“Gue nggak tahu, Wan, ini kayak jalan buntu,” Rye mengeluh saat duduk di kantin kampus bersama Awan. Di depannya, secangkir kopi hitam yang masih mengepul, namun Rye tidak tertarik untuk menyentuhnya. “Gue merasa semakin terjebak.”
Awan mengerutkan kening. “Lo udah kirim surat ke kepala program studi, kan? Ada tanggapan?”
Rye mengangguk lemah. “Iya, gue udah ketemu. Kepala program studi bilang kalau gue boleh ajukan permintaan promotor baru, tapi gue harus dapat persetujuan dari Tossy dulu. Dan itu masalahnya—Tossy nggak pernah merespons.”

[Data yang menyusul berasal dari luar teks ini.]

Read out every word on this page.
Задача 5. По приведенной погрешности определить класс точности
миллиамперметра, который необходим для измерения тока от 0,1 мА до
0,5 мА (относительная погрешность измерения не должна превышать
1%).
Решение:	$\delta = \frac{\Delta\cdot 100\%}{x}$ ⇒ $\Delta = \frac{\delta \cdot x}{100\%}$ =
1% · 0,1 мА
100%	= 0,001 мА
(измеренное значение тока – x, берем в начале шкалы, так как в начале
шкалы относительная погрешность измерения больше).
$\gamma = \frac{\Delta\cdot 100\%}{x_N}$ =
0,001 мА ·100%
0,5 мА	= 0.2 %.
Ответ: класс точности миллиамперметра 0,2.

Awan terdiam, berpikir. Ia tahu betapa frustrasinya Rye dalam menghadapi situasi ini, dan jalan keluarnya tampak semakin sulit. "Kalau lo minta promotor baru, artinya lo harus mulai dari awal lagi? Atau gimana?"
Rye menatap ke arah luar jendela, di mana mahasiswa-mahasiswa lain sibuk berjalan ke kelas masing-masing. “Nggak sepenuhnya mulai dari nol sih, tapi gue harus menyesuaikan penelitian dengan bimbingan promotor baru. Itu bisa makan waktu. Dan kalau Tossy marah atau merasa tersinggung, gue takut dia justru bakal ngerepotin gue lebih jauh."
Awan menghela napas panjang. “Jadi lo terjebak, ya? Kalau lo ganti promotor, lo bakal kena risiko penelitian lo molor lebih lama. Tapi kalau lo terusin sama Tossy, lo nggak dapet arahan apa-apa.”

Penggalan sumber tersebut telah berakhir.